Hacker News new | ask | show | jobs
by sailingparrot 702 days ago
> Can you change the tokenizer?

Yes.

You can change it however you like, then look at the paper [1] under section 3.2. to know which hyperparameters were used during training and finetune the model to work with your new tokenizer using e.g. FineWeb [2] dataset.

You'll need to do only a fraction of the training you would have needed to do if you were to start a training from scratch for your tokenizer of choice. The weights released by Meta give you a massive head start and cost saving.

The fact that it's not trivial to do and out of reach of most consumer is not a matter of openness. That's just how ML is today.

[1]: https://scontent-sjc3-1.xx.fbcdn.net/v/t39.2365-6/452387774_...

[2]: https://huggingface.co/datasets/HuggingFaceFW/fineweb

1 comments

You can change the tokenizer and build another model, if you can come up with your own version of the rest of the source (e.g., the training set, RLHF, etc.).
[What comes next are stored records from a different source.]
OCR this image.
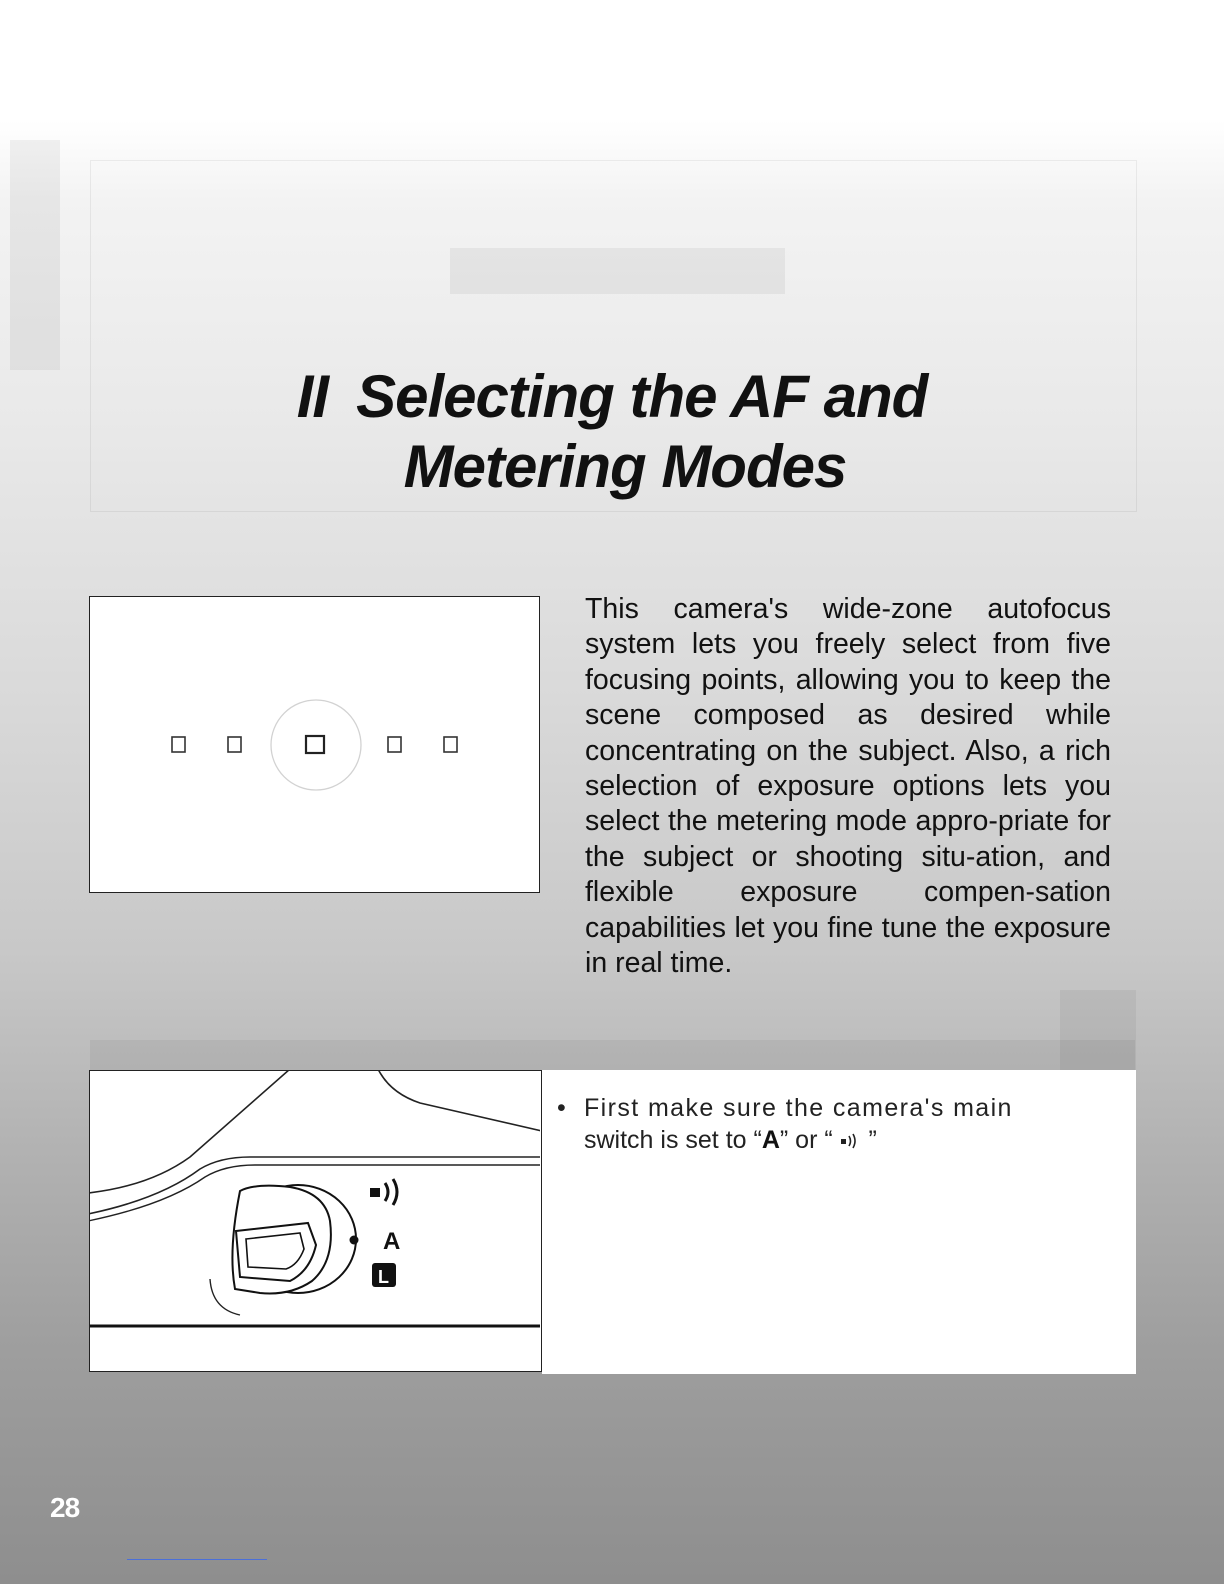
II Selecting the AF and
Metering Modes

This camera's wide-zone autofocus system lets you freely select from five focusing points, allowing you to keep the scene composed as desired while concentrating on the subject. Also, a rich selection of exposure options lets you select the metering mode appro-priate for the subject or shooting situ-ation, and flexible exposure compen-sation capabilities let you fine tune the exposure in real time.

A
L
• First make sure the camera's main
switch is set to “A” or “  ”
28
You can’t change the tokenizer for this model, because you don’t have all of its source.
There is nothing that requires you to train with the same training set, or to re-do RLHF. You can train on fineweb, and llama 3.1 will learn to use your new tokenizer just fine.

There is 0 doubt that you are better of finetuning that model to use your tokenizer than training from scratch. So what Meta gives you for free massively helps you building your model, that's OSS to me.